Speech recognition is cool. I’m still saying that after working here at Plum for 8 years. It’s cool that the IVR can listen for any US city-state combination being spoken and accurately and reliably recognize it. It’s cool that the IVR can listen for 90% of the given names used in the US. And it’s cool that I can drive an IVR app with just my voice while…um…driving.
But just because something’s cool doesn’t mean it should be used everywhere. Speech rec has been around long enough that IVR designers should know better by now but, alas, that’s not the case in practice. The worst possible example of this is using speech recognition for any IVR application that will be called from a noisy, talky environment: several airlines use ASR in their flight status lines. It’s a strikingly ill-advised decision to rely on speech recognition in an environment like an airport concourse. Even when I’m connected to a live agent while at an airport, I have trouble hearing them and vice versa. Replace that human agent with an ASR engine and you’ll discover there’s nothing more irritating than hearing the airline IVR say, “please say your destination city?” and then having the airport PA system say “San Francisco” loud enough for the airline IVR to hear and accept.
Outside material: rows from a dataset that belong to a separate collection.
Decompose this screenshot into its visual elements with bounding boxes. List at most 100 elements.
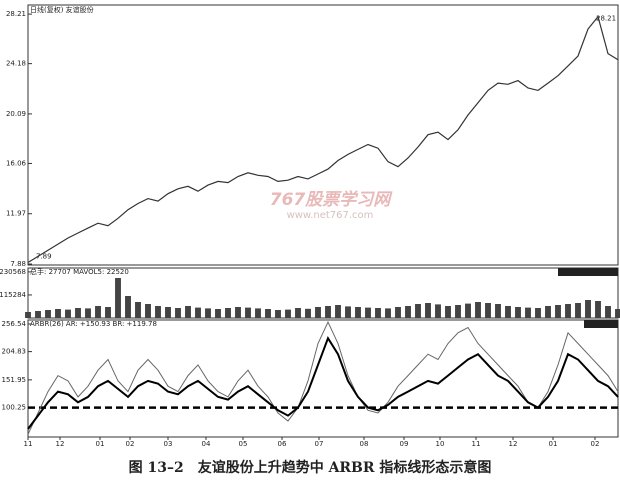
y-tick-label: 11.97	[6, 210, 26, 218]
volume-bar	[225, 308, 231, 318]
x-tick-label: 11	[24, 440, 33, 448]
volume-bar	[85, 308, 91, 318]
volume-bar	[105, 307, 111, 318]
y-tick-label: 256.54	[2, 320, 27, 328]
x-tick-label: 11	[472, 440, 481, 448]
arbr-title: ARBR(26) AR: +150.93 BR: +119.78	[30, 320, 157, 328]
y-tick-label: 115284	[0, 291, 27, 299]
volume-bar	[365, 307, 371, 318]
volume-bar	[95, 306, 101, 318]
volume-bar	[495, 304, 501, 318]
x-tick-label: 04	[202, 440, 211, 448]
volume-bar	[245, 307, 251, 318]
y-tick-label: 28.21	[6, 10, 26, 18]
y-tick-label: 204.83	[2, 348, 27, 356]
volume-bar	[275, 310, 281, 318]
volume-bar	[305, 308, 311, 318]
x-tick-label: 12	[56, 440, 65, 448]
volume-panel	[27, 267, 619, 319]
volume-bar	[485, 303, 491, 318]
volume-flag	[558, 268, 618, 276]
y-tick-label: 16.06	[6, 159, 27, 167]
volume-bar	[315, 307, 321, 318]
annotation: 28.21	[596, 15, 616, 23]
volume-bar	[465, 303, 471, 318]
x-tick-label: 02	[126, 440, 135, 448]
indicator-line	[27, 320, 619, 435]
x-tick-label: 01	[96, 440, 105, 448]
x-tick-label: 03	[164, 440, 173, 448]
volume-bar	[325, 306, 331, 318]
volume-bar	[145, 304, 151, 318]
volume-bar	[615, 309, 620, 318]
x-tick-label: 01	[549, 440, 558, 448]
y-tick-label: 7.88	[10, 260, 26, 268]
volume-bar	[375, 308, 381, 318]
volume-bar	[35, 311, 41, 318]
volume-bar	[265, 309, 271, 318]
y-tick-label: 24.18	[6, 60, 26, 68]
volume-bar	[65, 309, 71, 318]
volume-bar	[435, 304, 441, 318]
volume-bar	[355, 307, 361, 318]
caption: 图 13–2 友谊股份上升趋势中 ARBR 指标线形态示意图	[129, 459, 492, 476]
volume-bar	[605, 306, 611, 318]
volume-bar	[165, 307, 171, 318]
x-tick-label: 07	[315, 440, 324, 448]
volume-bar	[135, 302, 141, 318]
volume-title: 总手: 27707 MAVOL5: 22520	[30, 267, 129, 276]
x-tick-label: 10	[436, 440, 445, 448]
arbr-panel	[27, 319, 619, 438]
volume-bar	[595, 301, 601, 318]
volume-bar	[545, 306, 551, 318]
volume-bar	[555, 305, 561, 318]
volume-bar	[395, 307, 401, 318]
volume-bar	[255, 308, 261, 318]
volume-bar	[415, 304, 421, 318]
volume-bar	[585, 300, 591, 318]
volume-bar	[575, 303, 581, 318]
volume-bar	[405, 306, 411, 318]
x-tick-label: 12	[509, 440, 518, 448]
x-tick-label: 08	[360, 440, 369, 448]
volume-bar	[45, 310, 51, 318]
volume-bar	[445, 306, 451, 318]
volume-bar	[205, 308, 211, 318]
volume-bar	[535, 308, 541, 318]
x-tick-label: 05	[239, 440, 248, 448]
x-tick-label: 09	[400, 440, 409, 448]
volume-bar	[525, 307, 531, 318]
volume-bar	[185, 306, 191, 318]
y-tick-label: 151.95	[2, 376, 27, 384]
volume-bar	[25, 312, 31, 318]
watermark-url: www.net767.com	[287, 210, 374, 221]
volume-bar	[155, 306, 161, 318]
volume-bar	[335, 305, 341, 318]
volume-bar	[565, 304, 571, 318]
volume-bar	[175, 308, 181, 318]
price-panel	[27, 4, 619, 266]
volume-bar	[55, 309, 61, 318]
volume-bar	[425, 303, 431, 318]
y-tick-label: 100.25	[2, 403, 27, 411]
volume-bar	[385, 308, 391, 318]
arbr-flag	[584, 320, 618, 328]
y-tick-label: 230568	[0, 268, 26, 276]
price-title: 日线(复权) 友谊股份	[30, 5, 94, 14]
volume-bar	[515, 307, 521, 318]
volume-bar	[235, 307, 241, 318]
volume-bar	[345, 306, 351, 318]
annotation: 7.89	[36, 253, 52, 261]
x-tick-label: 02	[591, 440, 600, 448]
volume-bar	[285, 309, 291, 318]
volume-bar	[115, 278, 121, 318]
volume-bar	[505, 306, 511, 318]
volume-bar	[75, 308, 81, 318]
volume-bar	[475, 302, 481, 318]
y-tick-label: 20.09	[6, 110, 26, 118]
volume-bar	[195, 307, 201, 318]
volume-bar	[295, 308, 301, 318]
price-line	[27, 15, 619, 264]
volume-bar	[125, 296, 131, 318]
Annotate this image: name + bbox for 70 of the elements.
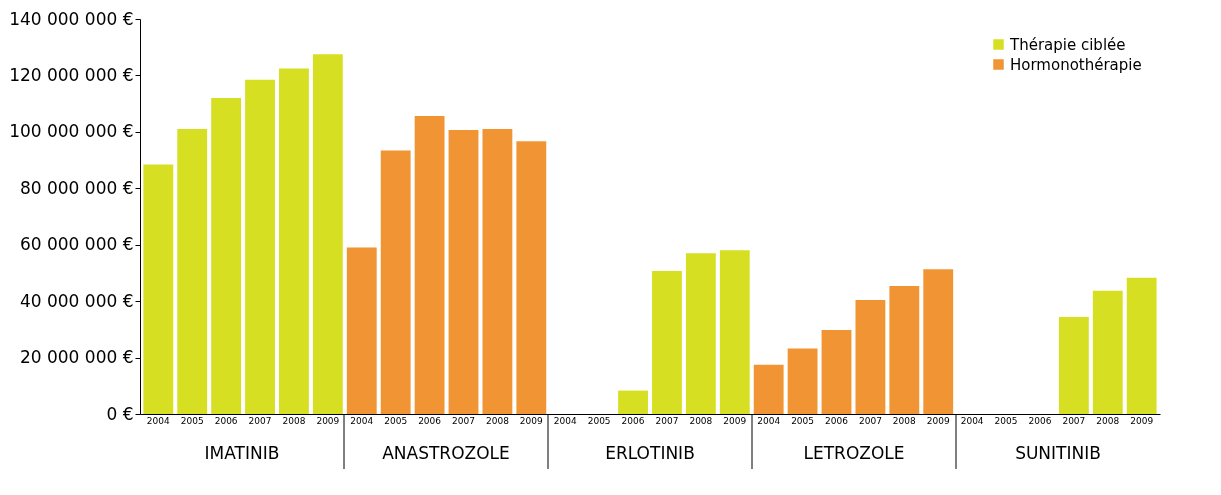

How do most of the airlines solve this problem? They rely on the callers getting frustrated and hitting “0″ to get a human being on the line. But if you’re going to do that, why even bother with an IVR in the first place? Now, instead of having customers calling their agents directly and costing them money, they’re irking their customers first and then transferring them to an agent and still costing them money. It’s a lose-lose situation.
So what’s my solution?
- Don’t use speech recognition, instead use DTMF when your callers are likely to be in noisy environments where accuracy is required. People are pretty used to text-messaging now, so if they have to spell “Boston” on their telephone keypad, they won’t be befuddled.
- If you absolutely want speech rec in an IVR app that’s to be often called from a noisy environment, design your IVR app to be modal: switching from voice-and-dtmf mode to dtmf-only mode if it seems the caller’s speech input is consistently erroneous.